Verzicht?
Ich ward letztens gefragt, ob ich denn wirklich noch ein paar Jahre "verzichten" will, ich hätte doch so einen schönen Beruf und so viel Mühe und Zeit da reingesteckt. Stimmt, habe ich.
Aber wenn ich mir ansehe, wie Tigergatte zur Zeit auf dem Zahnfleisch geht...
7:45 Aufbruch hier, im Büro so gegen 8:30.
Kurz vor 19 Uhr dann der Anruf "bin jetzt in der Straßenbahn, kannst du für was heißes zu trinken sorgen?"
Dann noch fix was backen, Weihnachtsfeier und ich hatte leider keine Ahnung, was er angekündigt hatte.

Das geht jetzt seit ein paar Monate so und wir haben uns schon vor Nr4 gefragt, ob wir es wuppen, wenn ich etwa den gleichen Job hätte. Die Antwort war nein, tun wir nicht. Täten wir auch nicht mit nur einem Kind.

Ist der Verzicht auf 12-Stunden-plus-Arbeitstage wirklich so ein Opfer? Tigergatte würde grad liebend gern mit mir tauschen.

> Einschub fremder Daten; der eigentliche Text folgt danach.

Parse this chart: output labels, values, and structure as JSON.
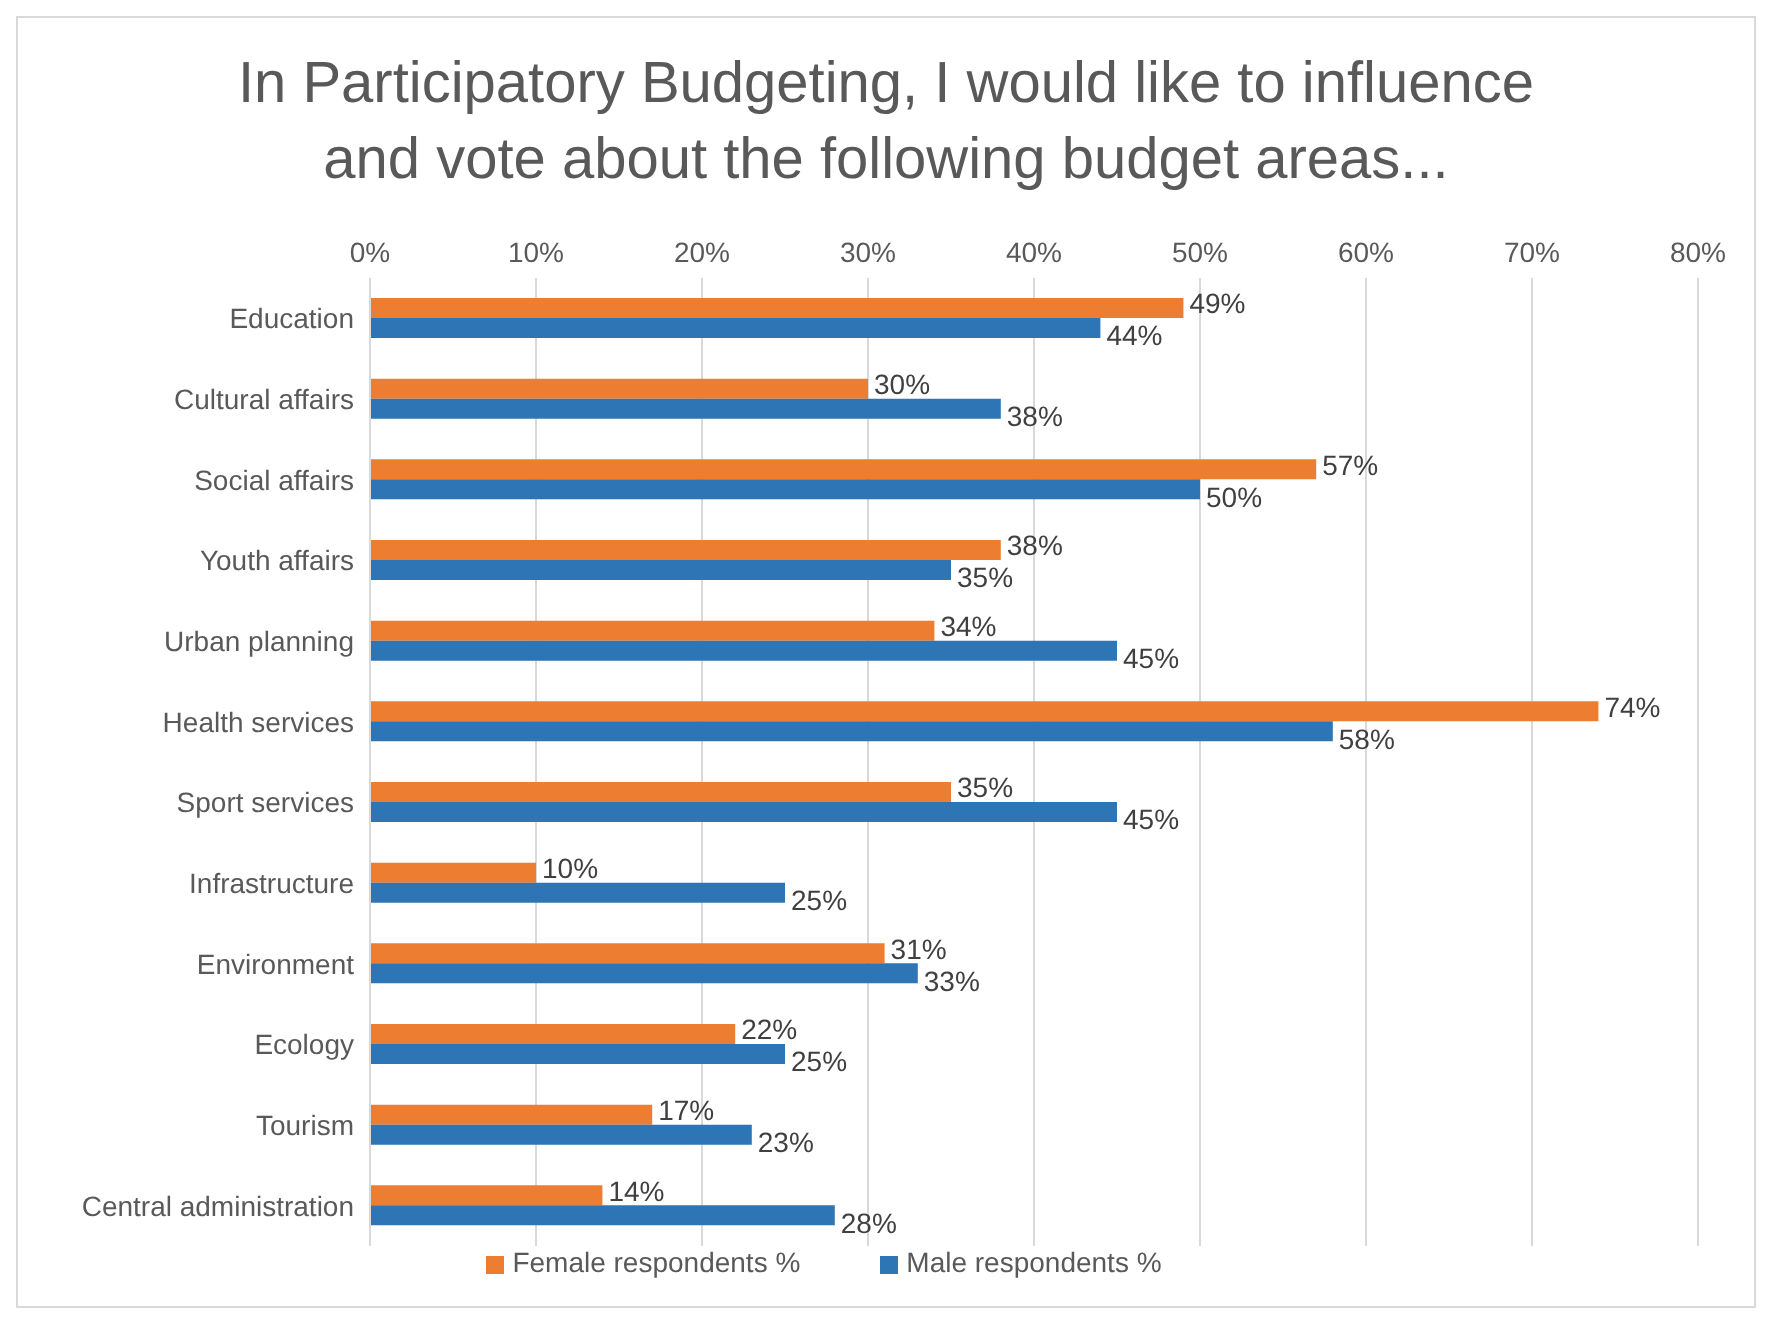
{
  "chart_data": {
    "type": "bar",
    "orientation": "horizontal",
    "title": "In Participatory Budgeting, I would like to influence and vote about the following budget areas...",
    "categories": [
      "Education",
      "Cultural affairs",
      "Social affairs",
      "Youth affairs",
      "Urban planning",
      "Health services",
      "Sport services",
      "Infrastructure",
      "Environment",
      "Ecology",
      "Tourism",
      "Central administration"
    ],
    "series": [
      {
        "name": "Female respondents %",
        "color": "#ed7d31",
        "values": [
          49,
          30,
          57,
          38,
          34,
          74,
          35,
          10,
          31,
          22,
          17,
          14
        ],
        "value_labels": [
          "49%",
          "30%",
          "57%",
          "38%",
          "34%",
          "74%",
          "35%",
          "10%",
          "31%",
          "22%",
          "17%",
          "14%"
        ]
      },
      {
        "name": "Male respondents %",
        "color": "#2e75b6",
        "values": [
          44,
          38,
          50,
          35,
          45,
          58,
          45,
          25,
          33,
          25,
          23,
          28
        ],
        "value_labels": [
          "44%",
          "38%",
          "50%",
          "35%",
          "45%",
          "58%",
          "45%",
          "25%",
          "33%",
          "25%",
          "23%",
          "28%"
        ]
      }
    ],
    "xlim": [
      0,
      80
    ],
    "xticks": [
      {
        "value": 0,
        "label": "0%"
      },
      {
        "value": 10,
        "label": "10%"
      },
      {
        "value": 20,
        "label": "20%"
      },
      {
        "value": 30,
        "label": "30%"
      },
      {
        "value": 40,
        "label": "40%"
      },
      {
        "value": 50,
        "label": "50%"
      },
      {
        "value": 60,
        "label": "60%"
      },
      {
        "value": 70,
        "label": "70%"
      },
      {
        "value": 80,
        "label": "80%"
      }
    ],
    "grid": "x",
    "legend": "bottom"
  }
}
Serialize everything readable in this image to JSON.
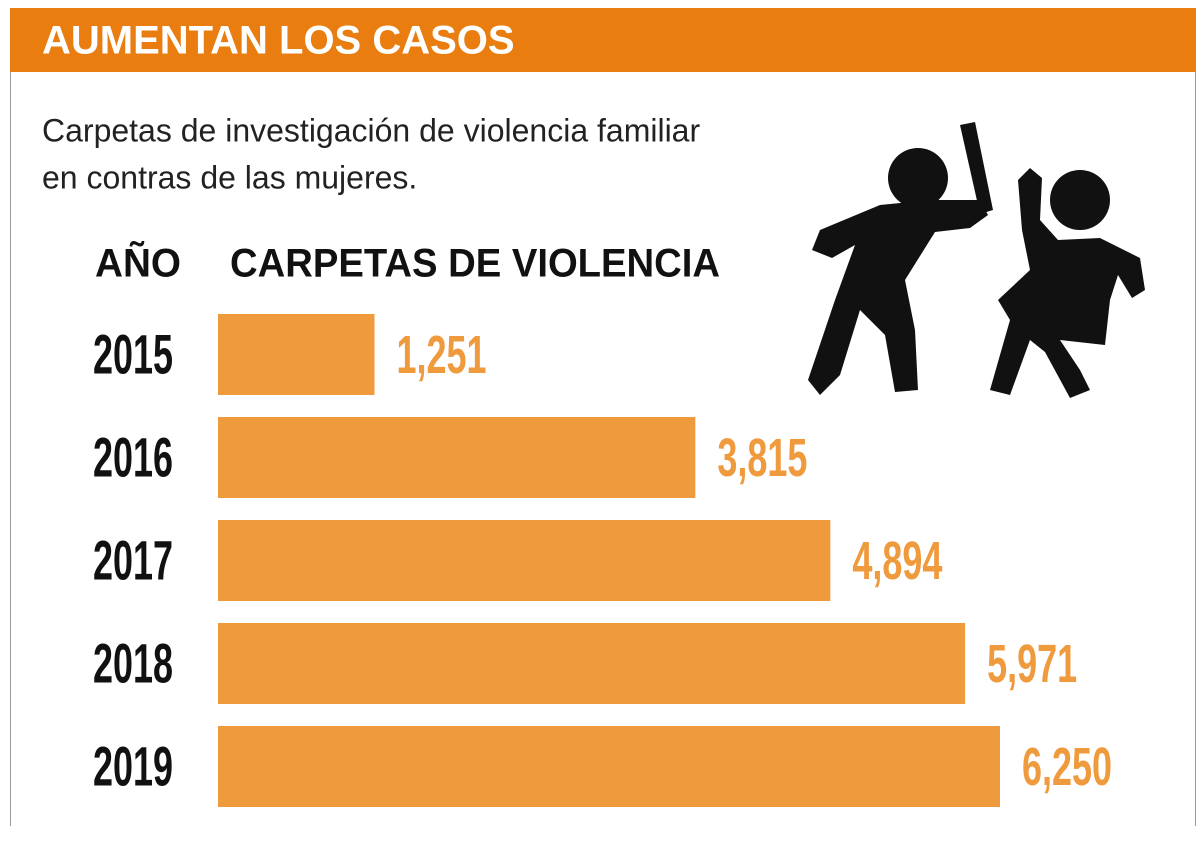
{
  "chart_data": {
    "type": "bar",
    "orientation": "horizontal",
    "title": "AUMENTAN LOS CASOS",
    "subtitle": [
      "Carpetas de investigación de violencia familiar",
      "en contras de las mujeres."
    ],
    "category_label": "AÑO",
    "value_label": "CARPETAS DE VIOLENCIA",
    "categories": [
      "2015",
      "2016",
      "2017",
      "2018",
      "2019"
    ],
    "values": [
      1251,
      3815,
      4894,
      5971,
      6250
    ],
    "value_labels": [
      "1,251",
      "3,815",
      "4,894",
      "5,971",
      "6,250"
    ],
    "color": "#f09a3e",
    "label_color": "#f09a3e",
    "header_color": "#e97d0f"
  }
}
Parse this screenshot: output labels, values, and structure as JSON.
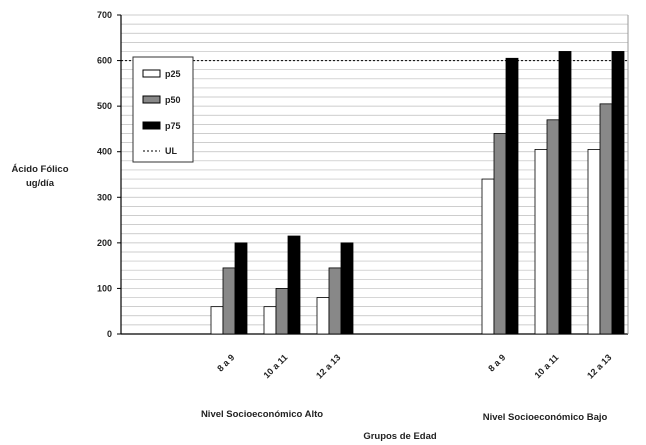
{
  "chart_data": {
    "type": "bar",
    "ylabel_lines": [
      "Ácido Fólico",
      "ug/día"
    ],
    "xlabel": "Grupos de Edad",
    "ylim": [
      0,
      700
    ],
    "yticks": [
      0,
      100,
      200,
      300,
      400,
      500,
      600,
      700
    ],
    "grid": true,
    "legend_position": "top-left",
    "groups": [
      {
        "name": "Nivel Socioeconómico Alto",
        "categories": [
          "8 a 9",
          "10 a 11",
          "12 a 13"
        ]
      },
      {
        "name": "Nivel Socioeconómico Bajo",
        "categories": [
          "8 a 9",
          "10 a 11",
          "12 a 13"
        ]
      }
    ],
    "series": [
      {
        "name": "p25",
        "color": "#ffffff",
        "values": [
          60,
          60,
          80,
          340,
          405,
          405
        ]
      },
      {
        "name": "p50",
        "color": "#888888",
        "values": [
          145,
          100,
          145,
          440,
          470,
          505
        ]
      },
      {
        "name": "p75",
        "color": "#000000",
        "values": [
          200,
          215,
          200,
          605,
          620,
          620
        ]
      }
    ],
    "reference_line": {
      "name": "UL",
      "value": 600,
      "style": "dotted"
    }
  }
}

Urlaub wird nicht nach Bedarf genommen, sondern so, wie das Projekt ihn hergibt. Arbeiten während des Urlaubes ist selbstverständlich, als sein Chef auf die Idee kam, er müsse jetzt den Resturlaub nehmen, aber passen tut das grad gar nicht, also könne er das Paper ja im Urlaub weiterschreiben, dann muß er nur noch zu den Meetings kommen und das wäre doch schon mal was. Sagte Tigergatte, daß wäre tatsächlich was, nämlich nicht drin. Die Vorstellung, im Urlaub jeden Morgen am Rechner zu sitzen, war dann zu viel. Also ward der Urlaub verschoben (und als er dann tatsächlich genommen wurde, waren die Meetings natürlich auch drin, sind sie auch im Jahresendurlaub aller Vorraussicht nach)
Wie man unter den Bedingungen noch den zweiten Elternteil losschicken will, möglichst noch in einer anderen Stadt... ich weiß es nicht.

Was fehlt mir denn am meisten? Das Lästern mit den Jungkollegen während der Konferenzkaffeepausen, das Drumherum von Konferenzen insgesamt (wegfahren, Hotel übernachten, immer noch einen halben Tag frei einplanen, sich die Stadt angucken), der Kick des "Jagens" im Archiv, eine Tür, die ich hinter mir zumachen kann, vorne stehen und stolz sein auf das, was ich zusammengetragen habe.
Was fehlt mir nicht? 12plus-Arbeitstage, Streß mit den lieben Kollegen.

Insgesamt hält sich das Leidenslevel in engen Grenzen bei mir. Sieht bei anderen anders aus, aber das nennt man dann Individualität.